Er sagt, wie sehr er August Hanning mag.

Hanning war bis zum vergangenen Herbst BND-Präsident und arbeitet jetzt als Staatssekretär im Bundesinnenministerium. Als er dem BND vorstand, von 1998 bis 2005, wurden mindestens ein Zeitungsredakteur, zwei Buchautoren und ein Historiker von Geheimdienst-Spähtrupps bis ins Privatleben hinein überwacht. Für diesen wohl ungeheuerlichsten Angriff auf die Pressefreiheit seit der Spiegel-Affäre 1962 soll Hanning nach dem Willen vieler Journalisten nun büßen.
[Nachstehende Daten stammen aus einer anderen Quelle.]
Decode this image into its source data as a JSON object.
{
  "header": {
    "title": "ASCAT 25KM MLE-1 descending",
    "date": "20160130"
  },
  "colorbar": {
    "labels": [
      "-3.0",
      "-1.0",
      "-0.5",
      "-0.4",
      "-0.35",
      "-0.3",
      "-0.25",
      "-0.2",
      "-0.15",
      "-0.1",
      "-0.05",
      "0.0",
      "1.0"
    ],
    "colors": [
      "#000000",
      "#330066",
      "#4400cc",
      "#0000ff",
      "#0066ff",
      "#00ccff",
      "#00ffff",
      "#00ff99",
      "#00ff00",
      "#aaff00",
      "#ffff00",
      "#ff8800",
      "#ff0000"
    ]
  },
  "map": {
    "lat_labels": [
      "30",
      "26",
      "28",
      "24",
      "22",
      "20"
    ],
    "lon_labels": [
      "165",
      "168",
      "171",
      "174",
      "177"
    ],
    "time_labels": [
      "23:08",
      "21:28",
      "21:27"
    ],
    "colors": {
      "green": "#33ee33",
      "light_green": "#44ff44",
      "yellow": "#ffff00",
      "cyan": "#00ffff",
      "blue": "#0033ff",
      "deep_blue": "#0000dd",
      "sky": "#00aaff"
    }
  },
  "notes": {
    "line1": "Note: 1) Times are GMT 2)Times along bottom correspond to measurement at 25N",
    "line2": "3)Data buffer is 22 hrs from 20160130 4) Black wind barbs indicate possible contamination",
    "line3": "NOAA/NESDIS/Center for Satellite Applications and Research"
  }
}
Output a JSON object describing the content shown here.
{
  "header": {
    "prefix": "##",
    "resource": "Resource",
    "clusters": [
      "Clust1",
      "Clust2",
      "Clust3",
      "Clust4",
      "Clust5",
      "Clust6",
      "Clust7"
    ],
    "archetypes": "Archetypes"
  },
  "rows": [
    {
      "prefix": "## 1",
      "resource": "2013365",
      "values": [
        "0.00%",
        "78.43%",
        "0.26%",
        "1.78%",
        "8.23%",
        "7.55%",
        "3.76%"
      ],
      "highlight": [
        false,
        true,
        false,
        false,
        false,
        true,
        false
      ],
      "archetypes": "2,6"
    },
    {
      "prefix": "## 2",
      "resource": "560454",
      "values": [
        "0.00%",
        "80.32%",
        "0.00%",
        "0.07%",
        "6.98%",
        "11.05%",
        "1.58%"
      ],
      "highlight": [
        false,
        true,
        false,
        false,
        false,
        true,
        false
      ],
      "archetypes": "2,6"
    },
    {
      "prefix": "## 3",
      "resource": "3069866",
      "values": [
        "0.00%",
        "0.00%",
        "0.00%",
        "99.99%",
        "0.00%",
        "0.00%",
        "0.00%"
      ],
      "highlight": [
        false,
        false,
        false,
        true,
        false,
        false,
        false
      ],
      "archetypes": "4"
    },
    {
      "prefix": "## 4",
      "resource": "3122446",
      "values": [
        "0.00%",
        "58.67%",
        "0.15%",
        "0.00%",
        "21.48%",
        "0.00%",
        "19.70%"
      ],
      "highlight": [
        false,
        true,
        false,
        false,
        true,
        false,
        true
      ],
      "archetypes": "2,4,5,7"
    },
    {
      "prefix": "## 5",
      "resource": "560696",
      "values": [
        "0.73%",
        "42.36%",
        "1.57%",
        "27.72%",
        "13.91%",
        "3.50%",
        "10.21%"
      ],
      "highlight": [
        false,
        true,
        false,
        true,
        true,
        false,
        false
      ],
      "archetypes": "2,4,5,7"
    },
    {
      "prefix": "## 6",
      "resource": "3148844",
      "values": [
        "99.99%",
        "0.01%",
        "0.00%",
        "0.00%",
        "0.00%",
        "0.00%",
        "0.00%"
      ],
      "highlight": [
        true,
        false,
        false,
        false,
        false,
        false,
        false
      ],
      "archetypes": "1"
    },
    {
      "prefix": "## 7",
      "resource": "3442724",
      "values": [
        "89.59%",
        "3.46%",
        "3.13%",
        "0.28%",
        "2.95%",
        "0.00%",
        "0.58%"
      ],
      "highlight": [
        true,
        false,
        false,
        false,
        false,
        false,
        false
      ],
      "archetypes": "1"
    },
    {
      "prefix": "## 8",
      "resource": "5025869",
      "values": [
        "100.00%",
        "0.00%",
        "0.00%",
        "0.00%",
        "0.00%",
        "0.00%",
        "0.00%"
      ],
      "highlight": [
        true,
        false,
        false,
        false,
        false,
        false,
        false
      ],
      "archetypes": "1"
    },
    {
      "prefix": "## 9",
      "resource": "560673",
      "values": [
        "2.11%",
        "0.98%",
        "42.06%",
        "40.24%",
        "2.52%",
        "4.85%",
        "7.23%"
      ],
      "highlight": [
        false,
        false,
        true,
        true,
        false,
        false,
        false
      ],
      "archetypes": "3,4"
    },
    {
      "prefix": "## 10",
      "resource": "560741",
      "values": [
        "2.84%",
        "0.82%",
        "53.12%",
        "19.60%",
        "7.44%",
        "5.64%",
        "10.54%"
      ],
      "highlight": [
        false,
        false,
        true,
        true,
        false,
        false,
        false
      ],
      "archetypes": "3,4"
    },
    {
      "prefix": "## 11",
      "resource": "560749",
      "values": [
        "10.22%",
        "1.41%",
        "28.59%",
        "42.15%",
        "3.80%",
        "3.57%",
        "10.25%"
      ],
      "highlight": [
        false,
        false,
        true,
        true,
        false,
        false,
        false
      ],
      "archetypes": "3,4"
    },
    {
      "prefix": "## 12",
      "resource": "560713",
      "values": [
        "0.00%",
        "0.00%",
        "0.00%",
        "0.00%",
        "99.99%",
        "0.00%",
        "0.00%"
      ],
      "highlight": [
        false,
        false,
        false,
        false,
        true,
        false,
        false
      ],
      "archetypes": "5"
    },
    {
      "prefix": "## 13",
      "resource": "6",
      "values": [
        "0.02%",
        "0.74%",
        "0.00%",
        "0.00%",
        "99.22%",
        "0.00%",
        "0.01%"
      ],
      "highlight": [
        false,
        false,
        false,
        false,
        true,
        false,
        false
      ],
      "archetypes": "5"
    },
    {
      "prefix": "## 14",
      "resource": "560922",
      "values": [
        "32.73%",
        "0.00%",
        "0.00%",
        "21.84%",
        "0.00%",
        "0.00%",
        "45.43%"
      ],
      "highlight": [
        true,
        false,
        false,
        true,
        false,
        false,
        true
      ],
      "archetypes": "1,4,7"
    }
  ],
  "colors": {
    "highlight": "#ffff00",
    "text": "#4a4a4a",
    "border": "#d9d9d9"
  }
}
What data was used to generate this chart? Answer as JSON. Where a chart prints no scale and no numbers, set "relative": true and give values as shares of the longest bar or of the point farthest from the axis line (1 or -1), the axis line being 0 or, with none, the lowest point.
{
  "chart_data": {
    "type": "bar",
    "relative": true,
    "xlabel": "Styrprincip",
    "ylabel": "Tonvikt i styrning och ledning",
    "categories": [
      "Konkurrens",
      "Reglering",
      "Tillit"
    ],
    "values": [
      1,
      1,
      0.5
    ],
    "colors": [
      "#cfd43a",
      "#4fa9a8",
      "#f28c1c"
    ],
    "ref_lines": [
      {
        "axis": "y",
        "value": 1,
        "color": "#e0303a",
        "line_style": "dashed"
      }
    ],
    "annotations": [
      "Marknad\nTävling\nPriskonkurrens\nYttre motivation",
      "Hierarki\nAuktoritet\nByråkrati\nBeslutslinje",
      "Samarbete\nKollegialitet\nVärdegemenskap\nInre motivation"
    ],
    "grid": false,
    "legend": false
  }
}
Sie verlangen seinen Kopf.

Schmidt-Eenboom aber, ausgerechnet, nimmt den Ex-Geheimdienstchef und heutigen Sicherheitskoordinator für die Fußballweltmeisterschaft in Schutz.

»Auf Hanning wird zu Unrecht eingeknüppelt«, sagt Schmidt-Eenboom, nachdem er die eigene Schuld eingestanden hat. »Er wusste davon nichts. Hanning galt doch als systemfremd im eigenen Dienst.«

Möglicherweise ist Erich Schmidt-Eenboom wirklich nicht verrückt geworden. Möglicherweise weist er bloß auf den eigentlichen Kern der aktuellen Affäre hin; darauf nämlich, dass gewisse Teile des Bundesnachrichtendienstes schlicht und einfach der Kontrolle der Führung entglitten sind. In der Tat scheinen einige Geheimdienste hinter dem Rücken des Präsidenten wilde Ermittlungen betrieben zu haben. Fragt sich nur, was man schlimmer finden soll: einen schuldigen oder einen schludrigen Präsidenten des Auslandsnachrichtendienstes?

Sie sollte wohl ein neues Vertrauensverhältnis zur Öffentlichkeit begründen, die Pressekonferenz, damals im November 2005. Beim BND-Symposium über Massenvernichtungswaffen im Berliner Hotel Estrel ließen BND-Chef Hanning und der damalige Geheimdienstkoordinator Ernst Uhrlau (heute Hannings Nachfolger im Amt) ihre internationalen Gäste beim Mittags-Büfett stehen, um stattdessen die zahlreich versammelten Journalisten zu beglücken. Die einstmals so bayerisch-abseitige Pullacher Behörde, schien es, kam endlich nicht nur in der Hauptstadt an, sondern auch in der modernen Medienwelt. Doch Hannings und Uhrlaus nett gemeintes Plauderstündchen endete in einem Fiasko. Am Vortag hatte die Berliner Zeitung enthüllt, dass der BND Mitte der neunziger Jahre Journalisten schamlos ausspioniert hatte – die Medienleute im Estrel-Hotel gerieten in Inquisitionsstimmung. »Ich halte eine Überwachung von Journalisten nicht für statthaft und nicht für notwendig«, verteidigte sich Hanning. Uhrlau nickte. Sie wirkten ehrlich.